The experiment analyzed the accuracy in properly assigning the user identity when a user exited the sensing scope range of multiple sensors and then re-entered it.

Table 2 presents the accuracy of identification for the single user entering the sensing scope range using the sample data from Table 1. In accordance with the experiment results, User 5 shows lower accuracy in the identification than other users. However, all other users have a high accuracy in identification when they exit the sensing scope for a short time and re-enter it.

Table 2 Accuracy of single user identification

Table 3 shows the identification accuracy when multiple users enter the sensing scope range. In multi-user identification, the average identification accuracy is decreased. Because skeleton information captured from an immovable user is slightly different for each frame, the color features from a user’s body parts are also different. By this phenomenon, extraction of color features from three body parts can be affected. To reduce such influence, a method to extract same feature from each body part in the different frames should be studied in the future. Figure 10 illustrates the experimental results of identifying the same person among multiple users.

Table 3 Accuracy of multi-user identification
Fig. 10
figure 10

Result images of multi-user identification

4.4.2 Same-person identification under IR space lighting changes

Most previous studies that selected color as the user feature showed that the identification accuracy is significantly reduced when the lighting changes. Accordingly, the present experiment identified multiple users both in bright and dark environments. Moreover, the lighting intensity was changed during the experiment for identifying multiple users. Based on the results, User 1 with a patterned top, User 2 with a pink top, User 3 with a black top and pants, and User 6 with a top with yellow lettering were identified among the six users. However, User 4 was frequently misidentified as User 3, which made it difficult to identify User 4. Table 4 presents the user identification status in accordance with lighting intensity changes.

Table 4 Identification results based on lighting changes

4.4.3 Identification accuracy when more than two users wore similarly colored and patterned clothing

The proposed algorithm used the color and pattern of the user’s head, along with the color and pattern of the clothing top and pants, as the user features. The experiment was executed to analyze the identification when more than two users wore similarly colored and patterned clothing. Table 5 outlines the results.

Table 5 Identification rate of users wearing similarly colored and patterned clothes under lighting changes

5 Conclusion

In existing studies, when identifying the same person among multiple users, blocking or overlapping of a user by other users under lighting intensity changes is an obstacle to accurately extracting the user features. This obstacle makes it difficult to identify the same person when a user exists and then re-enters the sensing scope range.

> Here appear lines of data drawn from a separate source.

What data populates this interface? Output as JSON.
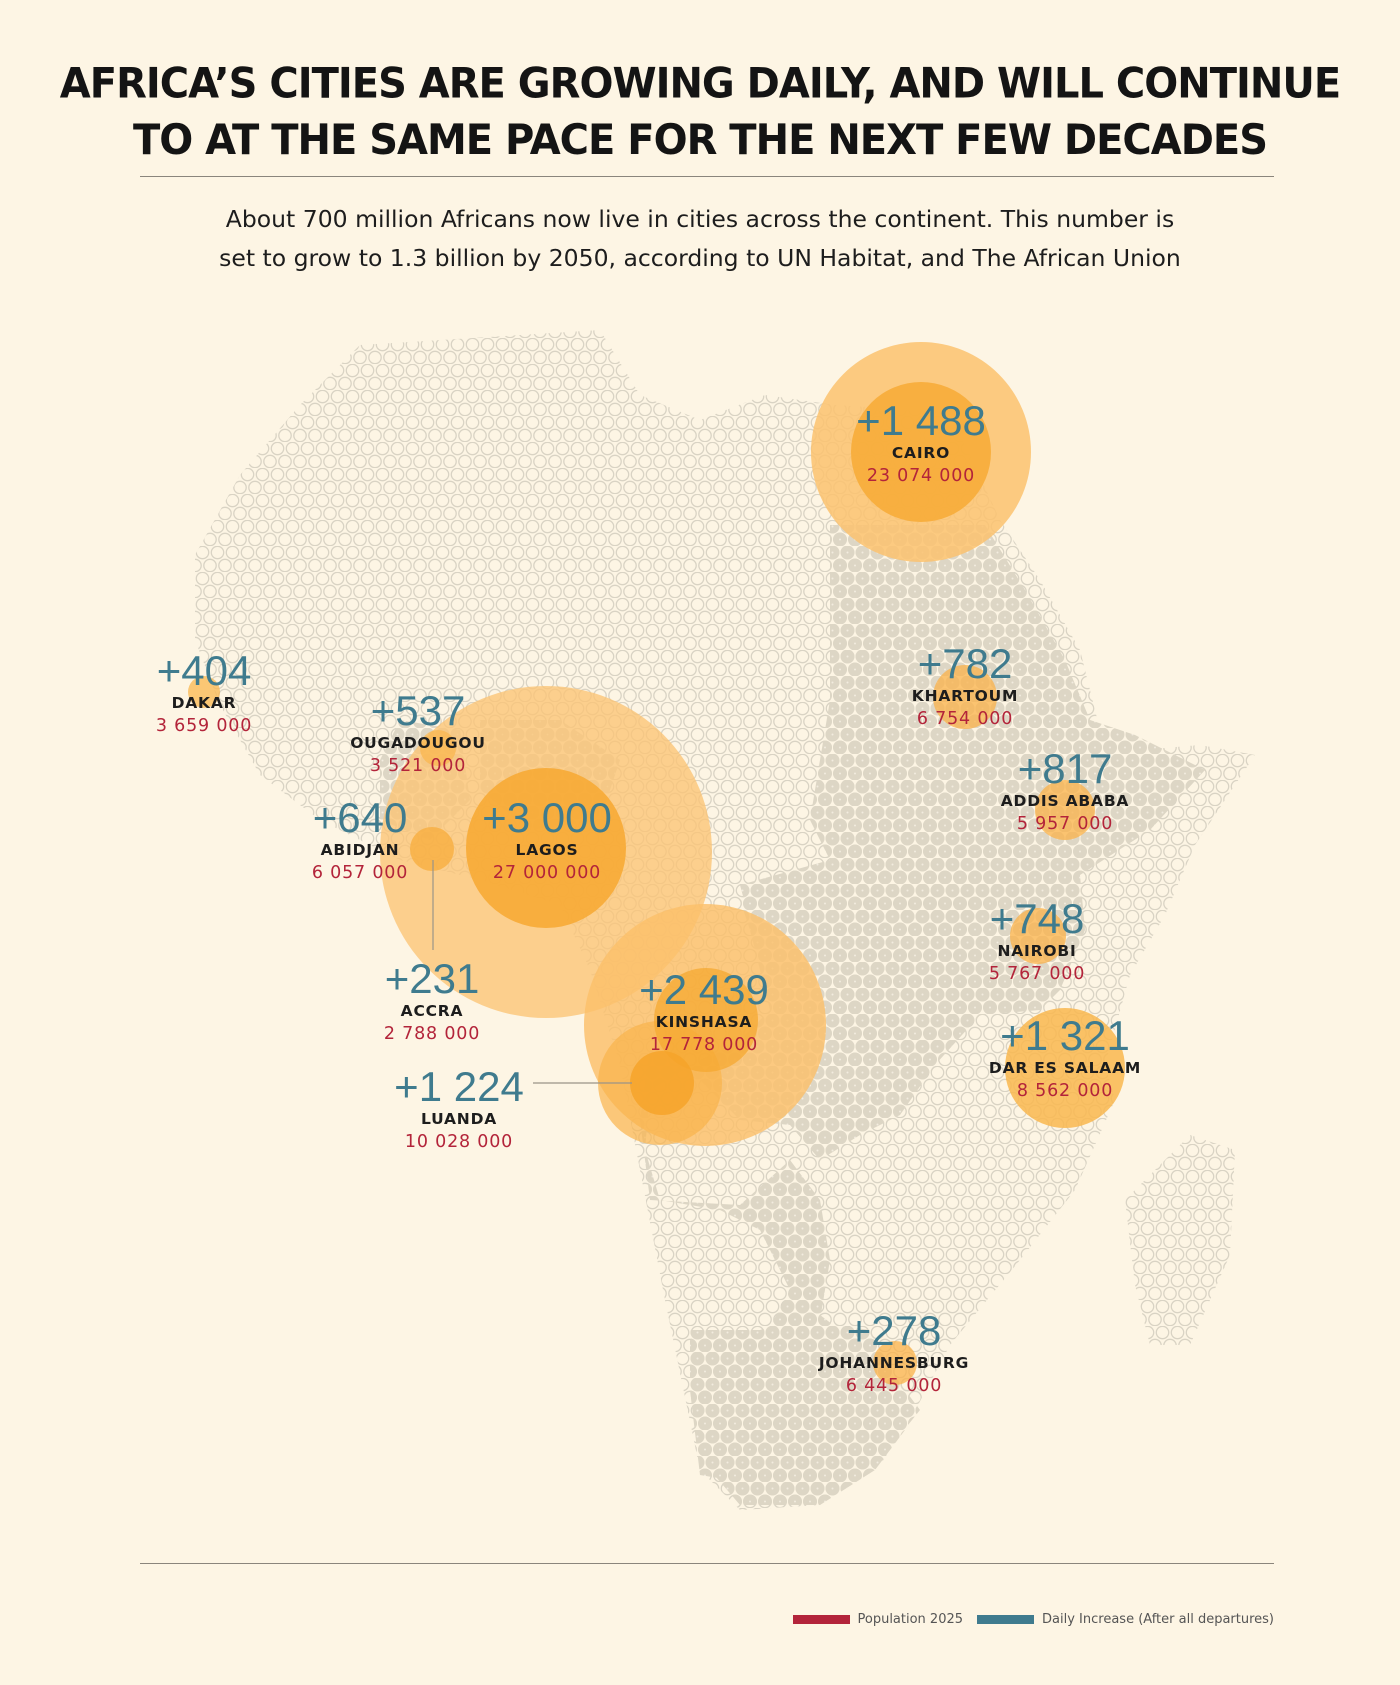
{
  "title": {
    "line1": "AFRICA’S CITIES ARE GROWING DAILY, AND WILL CONTINUE",
    "line2": "TO AT THE SAME PACE FOR THE NEXT FEW DECADES"
  },
  "subtitle": {
    "line1": "About 700 million Africans now live in cities across the continent. This number is",
    "line2": "set to grow to 1.3 billion by 2050, according to UN Habitat, and The African Union"
  },
  "colors": {
    "population": "#b3243a",
    "increase": "#3f7b8e",
    "bubble": "#f7b347",
    "dots": "#e7e2d5",
    "region": "#dcd5c4"
  },
  "cities": [
    {
      "id": "cairo",
      "name": "CAIRO",
      "increase": "+1 488",
      "population": "23 074 000"
    },
    {
      "id": "khartoum",
      "name": "KHARTOUM",
      "increase": "+782",
      "population": "6 754 000"
    },
    {
      "id": "addis-ababa",
      "name": "ADDIS ABABA",
      "increase": "+817",
      "population": "5 957 000"
    },
    {
      "id": "nairobi",
      "name": "NAIROBI",
      "increase": "+748",
      "population": "5 767 000"
    },
    {
      "id": "dar-es-salaam",
      "name": "DAR ES SALAAM",
      "increase": "+1 321",
      "population": "8 562 000"
    },
    {
      "id": "dakar",
      "name": "DAKAR",
      "increase": "+404",
      "population": "3 659 000"
    },
    {
      "id": "ouagadougou",
      "name": "OUGADOUGOU",
      "increase": "+537",
      "population": "3 521 000"
    },
    {
      "id": "abidjan",
      "name": "ABIDJAN",
      "increase": "+640",
      "population": "6 057 000"
    },
    {
      "id": "lagos",
      "name": "LAGOS",
      "increase": "+3 000",
      "population": "27 000 000"
    },
    {
      "id": "accra",
      "name": "ACCRA",
      "increase": "+231",
      "population": "2 788 000"
    },
    {
      "id": "kinshasa",
      "name": "KINSHASA",
      "increase": "+2 439",
      "population": "17 778 000"
    },
    {
      "id": "luanda",
      "name": "LUANDA",
      "increase": "+1 224",
      "population": "10 028 000"
    },
    {
      "id": "johannesburg",
      "name": "JOHANNESBURG",
      "increase": "+278",
      "population": "6 445 000"
    }
  ],
  "legend": {
    "population_label": "Population 2025",
    "increase_label": "Daily Increase (After all departures)"
  }
}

In this study, the CIELAB color model and LBP were used. They did not have a significant impact from lighting intensity changes. The sensing scope range was expanded using multiple sensors, and the user feature data were synchronized to enable user identification by employing additional sensors when one sensor failed to identify the user. This approach reduced users blocking or overlapping each other. The performance of the proposed approach was assessed by presenting the performance assessment standards. According to the results, the identification accuracy of the approach is 89.75 % when multiple users exit the sensing scope range and then re-enter it. Under lighting intensity changes, the system identifies that four out of five users are the same person. The same person can be identified among multiple users because the user identity is retained without changing, even when the users are blocking or overlapping each other. Because current latest version of Kinect is now available, we are planning to upgrade our system to be operated under Kinect v2. And, in our continuous research on this system, the proposed method is scheduled to run in more states of users. For instances, the method needs to be operated though the distance between the sensor and a user is varied and the users are conducting random gestures.